O único clube que não tinha contrato para transmitir os seus jogos é o Flamengo. Por isso estão chamando de MP do Flamengo. O que o Flamengo conseguiu vai durar 120 dias, é provisório. Nenhum outro clube tem direito de TV para vender agora. Tem clube com contrato assinado até 2024. Do que eles estão reclamando? Eu consegui vender limão em Marte. Os outros clubes não estão em Marte e não têm limão. Estão se queixando do quê?
A MP não vai acabar beneficiando só os grandes clubes?
Todo mundo tem acesso ao mercado. Alguns clubes souberam se adaptar muito bem sem ter o tamanho do Flamengo. Vejam o trabalho de Bahia, Ceará, Fortaleza, Red Bull, Athletico-PR, Goiás... Com o dinheiro que eles têm, são motivo de exemplo para nós. A gente olha e aplaude. Competência não tem relação com tamanho ou faturamento. A beleza do negócio está na competência associada às multiplataformas que permitem que você exponha o seu produto.
A volta do Campeonato Carioca não foi precipitada?
Sabemos que não vai ter uma solução definitiva a covid-19 em menos de um ano. Então, a gente vai ficar em casa, vendo a vida passar, sem fazer nada? A vida tem de continuar porque não temos a vacina. Muita gente confundiu planejamento para a retomada com uma forma açodada de querer voltar aos jogos. Avaliamos o futebol na Europa e aprendemos que não adiantava ficar sentado esperando o plano perfeito porque o conhecimento pleno da covid-19 ainda não está concluído. Aqui, hospitais de campanha e toda estrutura que, em tese, deveria ser montada já começaram a ser desativados.
O que chama atenção é que o Flamengo liderou esse processo para retomada praticamente sozinho.
Lideramos, convencemos, mas dentro da federação do Rio tiverem 16 clubes participando desse processo, sendo que 14 concordaram e somente dois não. Queríamos voltar a jogar e fomos atrás da autorização das autoridades para montar um protocolo. O fato de a gente ter sido proativo e planejado não significa que somos insensíveis ou estávamos descumprindo alguma lei.

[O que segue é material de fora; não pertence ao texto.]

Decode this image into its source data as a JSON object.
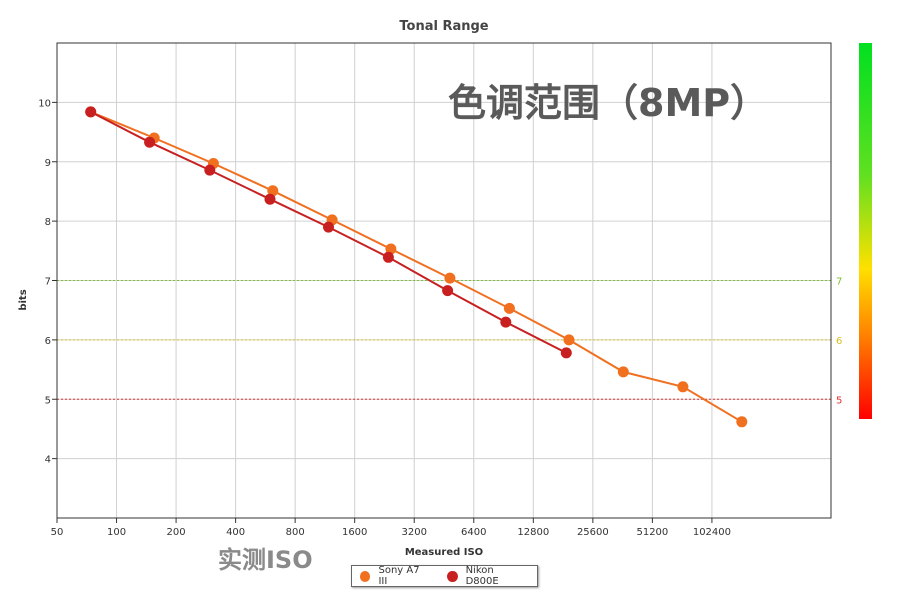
{
  "chart_data": {
    "type": "line",
    "title": "Tonal Range",
    "xlabel": "Measured ISO",
    "ylabel": "bits",
    "x_scale": "log2",
    "xlim": [
      50,
      409600
    ],
    "ylim": [
      3,
      11
    ],
    "x_ticks": [
      50,
      100,
      200,
      400,
      800,
      1600,
      3200,
      6400,
      12800,
      25600,
      51200,
      102400
    ],
    "y_ticks": [
      4,
      5,
      6,
      7,
      8,
      9,
      10
    ],
    "grid": true,
    "legend_position": "bottom-center",
    "series": [
      {
        "name": "Sony A7 III",
        "color": "#f07020",
        "x": [
          74,
          155,
          309,
          617,
          1230,
          2440,
          4850,
          9690,
          19400,
          36500,
          73000,
          145000
        ],
        "y": [
          9.84,
          9.4,
          8.97,
          8.51,
          8.02,
          7.53,
          7.04,
          6.53,
          6.0,
          5.46,
          5.21,
          4.62
        ]
      },
      {
        "name": "Nikon D800E",
        "color": "#c82020",
        "x": [
          74,
          147,
          296,
          597,
          1180,
          2370,
          4720,
          9290,
          18800
        ],
        "y": [
          9.84,
          9.33,
          8.86,
          8.37,
          7.9,
          7.39,
          6.83,
          6.3,
          5.78
        ]
      }
    ],
    "reference_lines": [
      {
        "y": 7,
        "label": "7",
        "color": "#7cc030"
      },
      {
        "y": 6,
        "label": "6",
        "color": "#d6c020"
      },
      {
        "y": 5,
        "label": "5",
        "color": "#e03030"
      }
    ]
  },
  "overlay": {
    "big_title": "色调范围（8MP）",
    "iso_note": "实测ISO"
  }
}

Fizemos tudo em conformidade com as autoridades.
Financeiramente também era importante voltar com os jogos?
Quem bota dinheiro no futebol, quem paga salário de jogador, que são os patrocinadores, quer previsibilidade. Dizer para quem lhe ajuda financeiramente que você não sabe quando vai entregar o produto que ele espera acaba em cancelamento de contrato.
Mas, antes mesmo da volta do Carioca, o Flamengo teve de recorrer a empréstimo bancário. O clube está em dificuldades financeiras?
Não sabíamos quanto tempo duraria a paralisação dos jogos. É como entrar em um avião e não saber quanto tempo você vai voar. Nós, então, resolvemos colocar o máximo de combustível que cabia no tanque para não sermos pegos de surpresa. Ainda bem que pegamos esse dinheiro porque conseguimos pagar salários e impostos. Foi uma decisão para proteger o caixa, e não um problema de natureza econômica. Do ponto de vista financeiro, o Flamengo vai muito bem, obrigado.